Pirate Ship, designed in Onshape for lasercutting. Utilized living hinges for the curve of the ship. (Tufts, Fall 2022)

Hair dryer, designed in SOLIDWORKS (Tufts, Spring 2024)

Pulley, designed in Onshape (Tufts, Fall 2022)

Mandalorian helmets, designed in TinkedCAD (Personal Project, 2021)

Captain America's Shield, designed in TinkerCAD (Personal Project, 2022)

Toy Car, desgined for laser cutter (Tufts, Fall 2022)

Tardis, designed in Onshape (Personal Project, 2023)

Merry-go-round, designed in Onshape (Personal Project, 2024)

Mechanical Gripper Robot

Tufts University, Spring 2025: Intro Robotics

Project Highlights:

- Designed and built a robot with a mechanical gripper system to pick up and move a ball.
- Used a stepper motor to actuate a gear and linkage system to firmly grip a ball.

The goal for this project was to build a gripper mechanism using gears, linkages, and a stepper motor to grab a ball and transport it 2 feet without dropping it. As an additional challenge, we also tried to automate the movement after picking up the ball. The entire assembly was created in Onshape (pictured left) and then lasercut out of wood. The two videos below show the ball being lifted and moved across the floor.

Overall, the project went fairly smoothly. We were able to start early and get the gripper mechanism working quickly, so we had time to make a wheeled platform driven by a DC motor to automate transporting the ball.
There were some challenges, however, with both the gripper design and the car. For the gripper, the original design for the base was too large, so the arms of the gripper couldn't fully close. We were able to design and fabricate a new base quickly since we were using a laser cutter, so this was not a major issue.
The other difficulty we faced was the weight distribution in the car. The back right wheel is driven by a DC motor and all of the other wheels can freely rotate. We were hoping that the weight of the stepper motor in front would balance out the DC motor in the back, but our car still ended up back heavy and drives along a curved path instead of straight forward. If we had more time to work on this project, I would want to redesign the chassis to more evenly distribute the weight so the car could drive straight.

Ball Color Sorter

Tufts University, Spring 2025: Intro Robotics

Project Highlights:

- Built a ball sorter that can identify the color of a ball and move it to a corresponding box.
- Used a RaspberryPi and Python code with a color sensor to identify ball colors, and actuate a stepper motor and a servo motor to move them to the correct basket.

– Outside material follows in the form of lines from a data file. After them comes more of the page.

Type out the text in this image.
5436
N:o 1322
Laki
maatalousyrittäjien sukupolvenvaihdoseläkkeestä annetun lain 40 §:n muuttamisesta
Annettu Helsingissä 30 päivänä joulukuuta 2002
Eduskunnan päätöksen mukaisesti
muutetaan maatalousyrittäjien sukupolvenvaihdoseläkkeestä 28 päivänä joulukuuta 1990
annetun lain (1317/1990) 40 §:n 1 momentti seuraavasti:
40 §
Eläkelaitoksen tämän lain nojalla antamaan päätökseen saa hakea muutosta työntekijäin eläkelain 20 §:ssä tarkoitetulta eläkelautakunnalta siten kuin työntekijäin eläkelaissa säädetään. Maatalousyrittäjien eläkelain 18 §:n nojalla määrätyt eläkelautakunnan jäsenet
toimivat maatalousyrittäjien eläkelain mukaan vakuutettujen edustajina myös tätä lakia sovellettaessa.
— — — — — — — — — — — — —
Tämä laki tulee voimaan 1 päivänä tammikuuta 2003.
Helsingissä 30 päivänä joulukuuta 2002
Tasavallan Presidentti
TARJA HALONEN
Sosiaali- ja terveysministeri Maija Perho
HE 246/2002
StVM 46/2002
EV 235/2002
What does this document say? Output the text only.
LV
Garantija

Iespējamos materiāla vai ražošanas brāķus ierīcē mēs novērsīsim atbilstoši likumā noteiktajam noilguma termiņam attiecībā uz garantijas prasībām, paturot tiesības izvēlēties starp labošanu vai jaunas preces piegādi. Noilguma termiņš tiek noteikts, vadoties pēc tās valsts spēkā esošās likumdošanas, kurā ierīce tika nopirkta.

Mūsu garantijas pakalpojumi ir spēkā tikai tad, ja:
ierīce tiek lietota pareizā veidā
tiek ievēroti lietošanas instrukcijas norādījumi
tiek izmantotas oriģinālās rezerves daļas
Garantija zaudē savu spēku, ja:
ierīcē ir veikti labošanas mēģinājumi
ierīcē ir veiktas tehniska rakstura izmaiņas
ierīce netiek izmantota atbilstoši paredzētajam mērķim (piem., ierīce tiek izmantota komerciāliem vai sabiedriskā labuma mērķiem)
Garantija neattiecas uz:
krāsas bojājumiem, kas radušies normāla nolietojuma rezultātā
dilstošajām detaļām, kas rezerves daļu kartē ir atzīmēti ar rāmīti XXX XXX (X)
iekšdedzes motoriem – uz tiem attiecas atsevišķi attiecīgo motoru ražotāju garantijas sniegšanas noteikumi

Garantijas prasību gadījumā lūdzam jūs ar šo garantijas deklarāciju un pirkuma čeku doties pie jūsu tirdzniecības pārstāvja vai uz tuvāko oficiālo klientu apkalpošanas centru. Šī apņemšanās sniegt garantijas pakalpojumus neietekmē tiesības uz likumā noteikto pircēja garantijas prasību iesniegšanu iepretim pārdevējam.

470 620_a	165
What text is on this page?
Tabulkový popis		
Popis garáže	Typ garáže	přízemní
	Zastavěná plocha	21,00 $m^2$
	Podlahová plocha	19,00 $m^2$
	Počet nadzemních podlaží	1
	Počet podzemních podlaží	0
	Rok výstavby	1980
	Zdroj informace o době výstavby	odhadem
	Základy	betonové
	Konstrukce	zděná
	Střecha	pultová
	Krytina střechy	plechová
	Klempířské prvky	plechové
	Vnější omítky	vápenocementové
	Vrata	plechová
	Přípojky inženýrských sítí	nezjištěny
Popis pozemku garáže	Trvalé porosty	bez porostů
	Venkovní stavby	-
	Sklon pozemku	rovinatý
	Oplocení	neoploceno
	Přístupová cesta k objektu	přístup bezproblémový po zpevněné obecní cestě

The goal for this project was to create a color sensing robot that sorted through a random handful of red, blue, green, and yellow balls. We found a video on YouTube that served as our main inspriation. Most of he final components were laser-cut, with the exception of the base and back support structure. I designed the stand for the color sensor, the funnel for the balls, and the extension for the motor, which were all specifically designed for the laser cutter to save time on fabrication.
I also wrote the code for this project (me35_ballsorter.py) to detect the colors, move the balls, and move the stepper motor to properly sort the balls by color. Each color is initialized by storing its rgb results from the sensor. When a new ball is scanned, its results are compared against the stored ones for the known colors, and it is identified as the color of its closest match.

Overall, this project went well. The most difficult part ended up being getting everything aligned correctly and moving smoothly. We had difficulties getting the stepper motor to consistently place the balls on top of the sensor, which would in turn cause the sensor to read the wrong color. If we had more time I would want to work on making everything more secure so our motor movements could be more precise.
I did learn a lot from this project about working with sensors and calibrating them to be accurate in different environments. Our sensor was mostly accurate, but had some difficulties in bright lighting. To improve this, we could make a box around the sensing area to better control the enviroment, and edit the code to average more sensor readings.